LPN : Quels sont vos portraits préférés du Destin Français ?

Z. : Celui que j’admire le plus est sans aucun doute Napoléon, le plus génial. La France est le pays de la littérature avec Racine, Saint Simon, Chateaubriand ou Balzac. Par eux, j’ai été imprégné de culture française. Ce « devenir Français par la littérature » a disparu… Au final, c’est vrai, je suis sans doute un imbécile malheureux…

Propos recueillis par Pascal Gaymard

Questionnaire à la Proust…

Le principal trait de votre caractère ? La rapidité. Pour le meilleur et pour le pire…

La qualité préférée chez un homme ? L’intelligence.

Chez une femme ? Le charme.

Le bonheur parfait selon vous ? La lecture des Mémoires d’Outre-Tombe.

Votre moment le plus heureux ? Ils sont multiples… Mon entrée à Sciences Pô Paris ou les 500 000 exemplaires vendus du Suicide Français

Votre dernier fou rire ? Un bon mot de l’un de mes enfants.

Dernière fois où vous avez pleuré ? La mort de mon père en 2013.

Votre film culte ? Barry Lyndon et les Tontons Flingueurs.

Votre occupation préférée ? La lecture et l’écriture.

Votre écrivain favori ? Chateaubriand et Balzac.

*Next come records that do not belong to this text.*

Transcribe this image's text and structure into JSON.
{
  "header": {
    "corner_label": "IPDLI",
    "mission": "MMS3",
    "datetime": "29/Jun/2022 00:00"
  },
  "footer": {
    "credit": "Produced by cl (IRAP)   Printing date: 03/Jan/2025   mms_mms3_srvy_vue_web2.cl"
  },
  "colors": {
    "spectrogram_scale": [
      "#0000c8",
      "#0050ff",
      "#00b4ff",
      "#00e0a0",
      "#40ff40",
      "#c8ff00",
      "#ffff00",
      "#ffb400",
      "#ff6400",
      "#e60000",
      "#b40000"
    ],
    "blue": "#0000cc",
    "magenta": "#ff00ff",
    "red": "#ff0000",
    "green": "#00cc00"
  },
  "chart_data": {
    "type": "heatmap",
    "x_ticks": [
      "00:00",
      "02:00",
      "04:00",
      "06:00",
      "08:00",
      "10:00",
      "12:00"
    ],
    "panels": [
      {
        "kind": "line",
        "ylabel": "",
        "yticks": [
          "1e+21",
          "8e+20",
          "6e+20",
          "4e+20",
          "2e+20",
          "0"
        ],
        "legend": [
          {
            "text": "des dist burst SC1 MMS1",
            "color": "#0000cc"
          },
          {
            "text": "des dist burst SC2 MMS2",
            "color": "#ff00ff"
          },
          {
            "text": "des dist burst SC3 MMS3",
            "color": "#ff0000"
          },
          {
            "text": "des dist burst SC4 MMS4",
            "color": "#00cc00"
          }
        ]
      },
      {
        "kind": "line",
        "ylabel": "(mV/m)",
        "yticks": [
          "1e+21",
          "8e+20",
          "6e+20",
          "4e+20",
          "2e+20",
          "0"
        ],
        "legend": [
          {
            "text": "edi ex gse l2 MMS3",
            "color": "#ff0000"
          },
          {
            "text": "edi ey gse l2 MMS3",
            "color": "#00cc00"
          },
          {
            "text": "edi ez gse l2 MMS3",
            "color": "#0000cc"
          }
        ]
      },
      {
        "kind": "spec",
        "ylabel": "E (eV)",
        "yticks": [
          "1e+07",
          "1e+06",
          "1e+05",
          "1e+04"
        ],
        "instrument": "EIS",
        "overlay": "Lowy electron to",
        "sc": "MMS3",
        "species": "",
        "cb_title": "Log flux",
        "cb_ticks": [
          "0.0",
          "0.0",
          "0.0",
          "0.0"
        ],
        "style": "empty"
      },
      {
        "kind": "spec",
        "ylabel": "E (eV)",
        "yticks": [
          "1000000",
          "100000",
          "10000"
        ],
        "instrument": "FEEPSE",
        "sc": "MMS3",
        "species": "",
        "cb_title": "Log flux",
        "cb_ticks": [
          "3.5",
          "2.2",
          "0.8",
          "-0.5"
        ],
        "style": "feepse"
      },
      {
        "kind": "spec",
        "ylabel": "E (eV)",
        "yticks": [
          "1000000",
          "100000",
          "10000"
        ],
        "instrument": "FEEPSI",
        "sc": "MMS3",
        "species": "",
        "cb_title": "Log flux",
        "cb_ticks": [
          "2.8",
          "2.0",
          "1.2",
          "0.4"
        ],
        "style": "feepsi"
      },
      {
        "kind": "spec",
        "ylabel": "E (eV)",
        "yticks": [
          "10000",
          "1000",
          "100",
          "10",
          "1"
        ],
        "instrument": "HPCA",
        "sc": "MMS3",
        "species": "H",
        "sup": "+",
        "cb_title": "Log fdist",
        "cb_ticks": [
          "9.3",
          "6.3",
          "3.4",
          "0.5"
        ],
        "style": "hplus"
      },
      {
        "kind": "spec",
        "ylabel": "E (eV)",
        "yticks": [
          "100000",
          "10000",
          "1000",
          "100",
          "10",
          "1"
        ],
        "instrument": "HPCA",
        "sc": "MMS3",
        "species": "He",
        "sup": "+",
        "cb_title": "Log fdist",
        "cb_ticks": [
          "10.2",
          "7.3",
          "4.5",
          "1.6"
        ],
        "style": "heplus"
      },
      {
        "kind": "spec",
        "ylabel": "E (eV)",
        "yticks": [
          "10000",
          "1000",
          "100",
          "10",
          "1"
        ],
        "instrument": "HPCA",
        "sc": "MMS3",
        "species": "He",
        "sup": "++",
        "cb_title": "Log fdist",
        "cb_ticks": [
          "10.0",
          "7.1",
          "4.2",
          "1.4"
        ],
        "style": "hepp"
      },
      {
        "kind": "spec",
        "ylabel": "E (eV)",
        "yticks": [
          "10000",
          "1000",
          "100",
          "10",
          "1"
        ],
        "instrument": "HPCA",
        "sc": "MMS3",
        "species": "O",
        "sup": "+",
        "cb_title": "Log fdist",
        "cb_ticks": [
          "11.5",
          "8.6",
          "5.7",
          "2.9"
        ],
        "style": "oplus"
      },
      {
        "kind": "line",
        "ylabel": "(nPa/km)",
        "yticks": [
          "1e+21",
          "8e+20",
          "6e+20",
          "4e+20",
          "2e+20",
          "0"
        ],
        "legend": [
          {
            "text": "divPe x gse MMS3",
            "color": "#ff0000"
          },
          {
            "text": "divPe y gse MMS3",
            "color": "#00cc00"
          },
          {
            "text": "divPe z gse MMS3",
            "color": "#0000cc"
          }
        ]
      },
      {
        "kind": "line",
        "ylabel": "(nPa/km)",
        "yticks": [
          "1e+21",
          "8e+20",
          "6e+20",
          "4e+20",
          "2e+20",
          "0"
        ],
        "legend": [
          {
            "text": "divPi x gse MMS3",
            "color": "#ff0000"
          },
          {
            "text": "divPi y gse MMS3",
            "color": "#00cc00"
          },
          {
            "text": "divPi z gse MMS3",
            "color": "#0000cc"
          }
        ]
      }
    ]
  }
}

Votre livre préféré ? « Les Mémoires d’Outre-Tombe ».

Votre dernier livre ? Allan Bloom : « L’Ame désarmée ».

Votre héros ou héroïne dans la vie ? Ma mère.

Votre figure historique ? Napoléon.

Votre héros de fiction ? Lucien de Rubempré dans « Les Illusions Perdues » de Balzac.

Votre musicien préféré ? Jean-Baptiste Pergolèse et les Rolling Stones.

Votre chanson ? « La Bohême » de Charles Aznavour

Votre couleur ? Rouge.

Votre boisson ? Le Meursault en Blanc, et le Gevry-Chambertin en Rouge.

Que possédez-vous de plus cher ? Mes 3 enfants.

Les fautes pour lesquelles vous avez le plus d’indulgence ? Celles provoquées par la colère.

Qui détestez-vous vraiment ? La bêtise.

Une chose à changer dans votre aspect physique ? Avoir plus de cheveux.

Que serait votre plus grand malheur ? Ce fut la mort de mes parents.

Votre plus grande peur ? Le handicap, ne plus lire, ou ne plus marcher ou faire du sport.

Votre plus grand regret ? Ne pas avoir été Johan Cruiyff ou Mick Jagger.

Qu’avez-vous réussi de mieux ? Mes enfants.

Votre devise ? J’hésite entre celle de Napoléon III : « Je crois en moi et je crois en Dieu » et celle de Gaston Gallimard : « Des livres, des femmes et quelques bains de mer ».